Vodafone Ditches DRM For A La Carte Music; Three Majors Aboard

Vodafone (NYSE: VOD) is the latest service provider to drop DRM from its music downloads – well, some of them, at least. The operator said it had signed deals with three of the four majors – Universal, Sony (NYSE: SNE) Music Entertainment and EMI – that will switch a million tracks in its Vodafone Music catalog to the MP3 format. The switch will take place across both PC and mobile versions, allowing customers to freely copy tracks they buy to other music-playing devices. Unlike when iTunes Store introduced DRM-free files in 2007, Vodafone customers will get to upgrade existing purchases to the new format for free. However, Vodafone won’t extend the offer to its MusicStation service, which offers unlimited downloads through a subscription. A spokesperson explained to mocoNews.net, that’s a rental model under which consumers pay £1.99 ($2.74) a week for neverending downloads to PC and mobile.

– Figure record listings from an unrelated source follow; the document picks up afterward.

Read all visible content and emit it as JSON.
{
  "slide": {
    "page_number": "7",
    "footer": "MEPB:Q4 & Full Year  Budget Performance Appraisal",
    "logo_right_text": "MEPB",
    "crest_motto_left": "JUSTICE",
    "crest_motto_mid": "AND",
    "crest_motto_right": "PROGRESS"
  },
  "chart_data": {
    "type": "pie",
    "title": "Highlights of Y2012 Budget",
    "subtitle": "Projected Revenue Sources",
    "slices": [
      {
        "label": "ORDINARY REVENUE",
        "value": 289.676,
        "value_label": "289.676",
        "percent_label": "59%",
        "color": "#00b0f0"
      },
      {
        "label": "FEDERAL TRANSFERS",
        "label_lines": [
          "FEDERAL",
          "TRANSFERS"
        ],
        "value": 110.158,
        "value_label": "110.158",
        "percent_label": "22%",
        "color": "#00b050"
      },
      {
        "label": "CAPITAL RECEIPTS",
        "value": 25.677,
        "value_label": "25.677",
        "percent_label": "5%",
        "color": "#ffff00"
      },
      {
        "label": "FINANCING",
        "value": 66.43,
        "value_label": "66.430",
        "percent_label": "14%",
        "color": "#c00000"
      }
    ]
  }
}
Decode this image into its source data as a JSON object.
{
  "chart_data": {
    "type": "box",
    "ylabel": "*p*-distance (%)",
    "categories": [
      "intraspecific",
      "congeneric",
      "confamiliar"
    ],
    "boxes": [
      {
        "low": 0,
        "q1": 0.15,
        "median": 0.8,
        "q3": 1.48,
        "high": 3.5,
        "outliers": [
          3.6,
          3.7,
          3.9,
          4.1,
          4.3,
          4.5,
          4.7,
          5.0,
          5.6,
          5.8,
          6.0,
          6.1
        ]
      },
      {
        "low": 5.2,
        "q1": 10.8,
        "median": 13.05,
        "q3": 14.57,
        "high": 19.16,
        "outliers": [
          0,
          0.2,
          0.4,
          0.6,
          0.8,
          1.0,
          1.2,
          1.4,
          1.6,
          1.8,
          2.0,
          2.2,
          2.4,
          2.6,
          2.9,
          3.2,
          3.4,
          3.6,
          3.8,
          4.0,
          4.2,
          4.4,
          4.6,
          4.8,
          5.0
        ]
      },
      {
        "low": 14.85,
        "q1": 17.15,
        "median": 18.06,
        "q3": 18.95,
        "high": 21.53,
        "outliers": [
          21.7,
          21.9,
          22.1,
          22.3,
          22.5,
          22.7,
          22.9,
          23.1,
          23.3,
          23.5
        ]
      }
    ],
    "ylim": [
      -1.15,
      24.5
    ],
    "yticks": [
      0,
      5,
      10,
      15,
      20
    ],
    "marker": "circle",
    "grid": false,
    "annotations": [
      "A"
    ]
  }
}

Release.

Tricia adds: Vodafone’s Music store is powered by RealNetworks (NSDQ: RNWK), which revealed how well it was doing in Europe at Mobile World Congress last month. Real has music services deployed across 11 mobile operators in 10 countries throughout Europe, and operates Vodafone’s music store in nine countries. The Seattle-based company credited higher download rates to a new mobile music client on the phone that provided consumers access to millions of tracks. Real said it has seen its downloads-per-active-user in Europe increase by 28 percent in the fourth quarter 2008, compared to the same period a year earlier. Eliminating DRM will likely help them continue an aggressive growth rate.

Details on where the service will be rolled out after the jump…

The digital locks will be dropped from the store in UK, Germany, Italy, Spain and New Zealand this summer. Next up, “in due course”, will be Australia, Czech Republic, Greece, Hungary, India, Ireland, Malta, Netherlands, Portugal, Romania, South Africa and Turkey. Vodafone’s partner networks will follow in its footsteps in Austria, Belgium, Bulgaria, Croatia, Cyprus, Iceland, Slovenia and Switzerland.